País do avesso
Primeiro, fomos entretidos.
Educados para um pensamento leve, acrítico, dócil. Amansados pela televisão e a revista do coração. Iludidos pela retórica e sem saudades da revolução.
Domesticados, deixamos de perguntar, questionar.
Manipulam e deformam-nos as opiniões. Quando as temos. Se as temos.
Elegemos e derrubamos governos, com doses generosas de impaciência, inocência e boa vontade.
Mas os poderes de facto jogam noutros tabuleiros, nunca escrutinados, com regimes e sistemas soprando a favor. E empréstimos abençoados.
Pedem-nos confiança, fé, crença.
Empenho, dedicação, esforço.
O País, os seus governantes, reclamam o melhor de nós. Nós reclamamos deles.

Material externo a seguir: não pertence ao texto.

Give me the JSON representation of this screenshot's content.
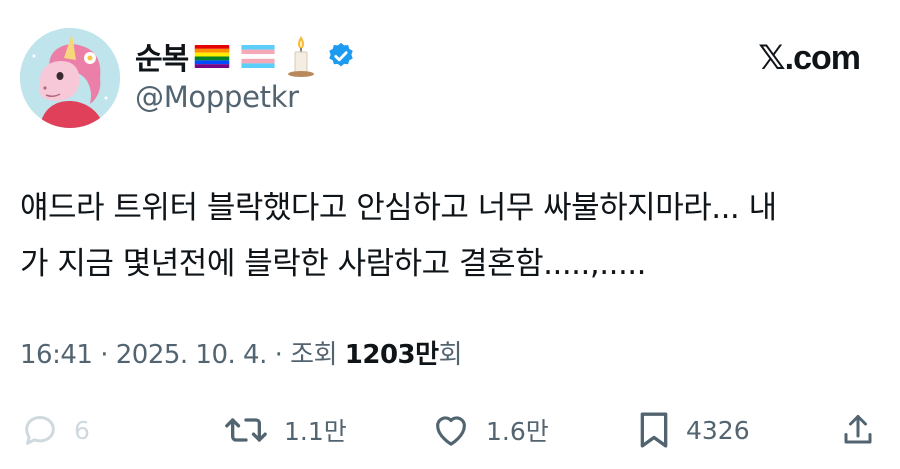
{
  "header": {
    "display_name": "순복",
    "handle": "@Moppetkr",
    "brand": "𝕏.com",
    "verified_color": "#1d9bf0"
  },
  "icons": [
    "rainbow-flag-emoji",
    "transgender-flag-emoji",
    "candle-emoji",
    "verified-badge-icon"
  ],
  "tweet": {
    "text": "얘드라 트위터 블락했다고 안심하고 너무 싸불하지마라... 내\n가 지금 몇년전에 블락한 사람하고 결혼함.....,....."
  },
  "meta": {
    "time": "16:41",
    "date": "2025. 10. 4.",
    "views_prefix": "조회",
    "views": "1203만",
    "views_suffix": "회",
    "separator": "·"
  },
  "actions": {
    "reply_count": "6",
    "retweet_count": "1.1만",
    "like_count": "1.6만",
    "bookmark_count": "4326"
  }
}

O Estado, outrora instituição respeitável, comporta-se como uma qualquer viúva-alegre. Entrega-se aos prazeres e tentações do mercado, passa vergonhas em público por causa de vícios privados e mania de jogo. Com as nossas fichas.
A Igreja olha o mundo com desconfiança e a pátria como feudo. Mesmo benzendo-se perante os desvarios dos novos tempos e templos, ainda põe a render o que resta da nação abençoada e temente a Deus.
Dignidade, respeitabilidade e ética são palavras com baixa cotação em bolsa. Os valores, outrora indispensáveis para manter uma aparente coesão social, hoje são relativos. Cada a um tem os seus e gere conforme as necessidades.
A honradez de um ofício está também no mercado. O meu lugar, a posição dele e o vosso cargo têm um preço. São usados para pagar o carro e resolver a vidinha. «E ninguém precisa de saber».
A perversão das palavras deu lugar a eufemismos para todas as bolsas. Temos de ser competitivos, flexíveis. Modernos. Em nome de um presente incerto e um futuro desconhecido.
As leis e a política fiscal, densas, protegem-nos de nós mesmos. Imagine-se o quanto nos tornaríamos perigosos se, na verdade, as conhecêssemos e soubéssemos usá-las.
Coagidos por políticas e decretos, refugiamo-nos.
Consumimos, compramos, exibimos. E assim existimos.
Vivemos a prestações para ter vida de princesas e os destinos de férias da realeza. Aos filhos, damos nomes de actores e modelos, sangue azul de telenovela. Sem pé-de-meia e arcaboiço para manter o conto de fadas.
Vemos, ouvimos e lemos as vidas que nunca teremos. Mergulhamos nas séries, nos folhetins, nos dramas reais e ficcionados. Somos parentes da criança morta ou raptada, choramos com amores de telefilme e histórias da carochinha. A viver a vida dos outros não nos angustiamos a pensar nas nossas. Nem nas demais, ao fundo da rua.
Somos navegantes solitários do mail, do messenger, do blogue. Fazemos travessias no deserto. Ainda que acompanhados.
Obedientes e humildes, incapazes de tomar o futuro pelas mãos, esperamos, enfim, à soleira da vida, que o tempo passe sem mais maleitas e martírios. O jantar está ao lume, a televisão já chama, a criança reclama.
Alguém disse que somos causa, condição e efeito das acções dos outros. Assistindo à nossa vida no sofá. Essa que não é mais do que telenovela de refugo, baixa audiência e maus actores.